The CML notes that even if ambitious housebuilding targets are met and 250,000 new homes a year are built for the next 10 years, that is only 10% extra on top of the current housing stock we already have. so there needs to be better use of the current housing stock.

Meanwhile, Lloyds Bank Homemover Review shows homemover numbers have fallen for the first time in five years from 367,300 in 2015, down 4% to 354,000. This is the first fall since 2011.

Overall there has been a 12% rise in homemovers since the low point in 2009 when just 315,000 moved. However, the current figure is still 50% below the 712,000 seen 10 years ago.

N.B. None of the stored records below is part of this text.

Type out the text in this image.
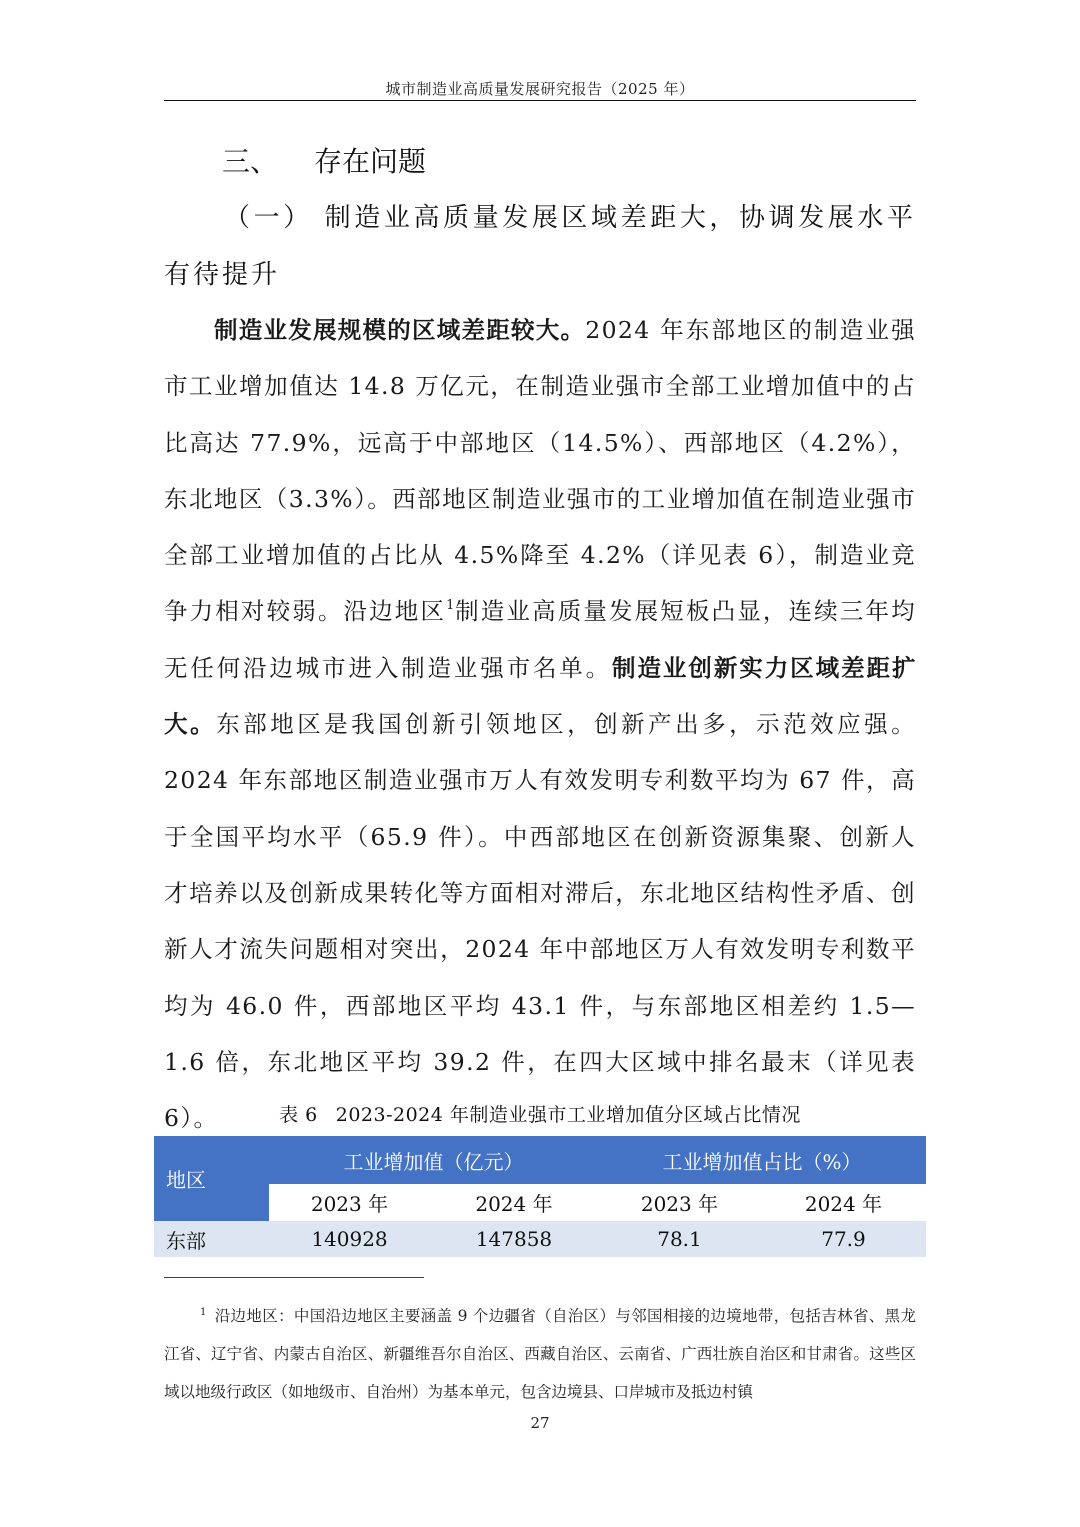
城市制造业高质量发展研究报告（2025 年）
三、 存在问题
（一） 制造业高质量发展区域差距大，协调发展水平有待提升
制造业发展规模的区域差距较大。2024 年东部地区的制造业强市工业增加值达 14.8 万亿元，在制造业强市全部工业增加值中的占比高达 77.9%，远高于中部地区（14.5%）、西部地区（4.2%），东北地区（3.3%）。西部地区制造业强市的工业增加值在制造业强市全部工业增加值的占比从 4.5%降至 4.2%（详见表 6），制造业竞争力相对较弱。沿边地区$^1$制造业高质量发展短板凸显，连续三年均无任何沿边城市进入制造业强市名单。制造业创新实力区域差距扩大。东部地区是我国创新引领地区，创新产出多，示范效应强。2024 年东部地区制造业强市万人有效发明专利数平均为 67 件，高于全国平均水平（65.9 件）。中西部地区在创新资源集聚、创新人才培养以及创新成果转化等方面相对滞后，东北地区结构性矛盾、创新人才流失问题相对突出，2024 年中部地区万人有效发明专利数平均为 46.0 件，西部地区平均 43.1 件，与东部地区相差约 1.5—1.6 倍，东北地区平均 39.2 件，在四大区域中排名最末（详见表 6）。	表 6 2023-2024 年制造业强市工业增加值分区域占比情况
地区	工业增加值（亿元）		工业增加值占比（%）	
	2023 年	2024 年	2023 年	2024 年
东部	140928	147858	78.1	77.9
$^1$ 沿边地区：中国沿边地区主要涵盖 9 个边疆省（自治区）与邻国相接的边境地带，包括吉林省、黑龙江省、辽宁省、内蒙古自治区、新疆维吾尔自治区、西藏自治区、云南省、广西壮族自治区和甘肃省。这些区域以地级行政区（如地级市、自治州）为基本单元，包含边境县、口岸城市及抵边村镇
27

Lloyds confirmed that the average homemover paid a record £291,777 in 2016, up 7% from 2015 and up by 46% or £92,000 since the 2009 low.

This means homemovers have to find a larger deposit or if there financial circumstances have changed they may not be able to borrow enough to move. This means average homemover deposits have risen by 33% (£23,978) from £72,270 in 2009 and by 6% or £5,640 in the last 12 months.

Illustrating the contrast in different parts of the UK, Londoners need to find an average of £192,432 to move onto the next rung of the housing ladder, whereas homemovers in Northern Ireland have seen average deposits required fall by 25% since 2009 to £45,371 - the lowest in the UK.

Lloyds research shows that the continued rise in prices means homeowners are increasingly opting for longer term mortgages beyond the traditional 25 years.

In 2006, 83% of homemovers had a term of between five and 25 years. 10 years later and 39% of homemovers mortgages were for a term of between 25 and 35 years.

However, low interest rates have kept mortgage affordability under control. In the final quarter of 2016, mortgage payments accounted for 38% of homeowners' disposable income, down from 57% in 2007.

Andrew Mason, Lloyds Bank Mortgages Director, said: “Despite favourable economic conditions including record low mortgage rates, high employment levels and rising real pay growth, the number of homemovers fell in 2016 for the first time in five years.

"Whilst higher prices will have lifted equity levels for many current owners, the low availability of the ’right type‘ of homes for those looking to move up the housing ladder may have constrained market activity. Of course, higher prices may explain why more homemovers are opting for longer mortgage terms.

“The ability of homemovers, particularly those in their first homes, to move on is an important component in the housing market as it increases the supply of properties, providing homes for new first-time buyers.”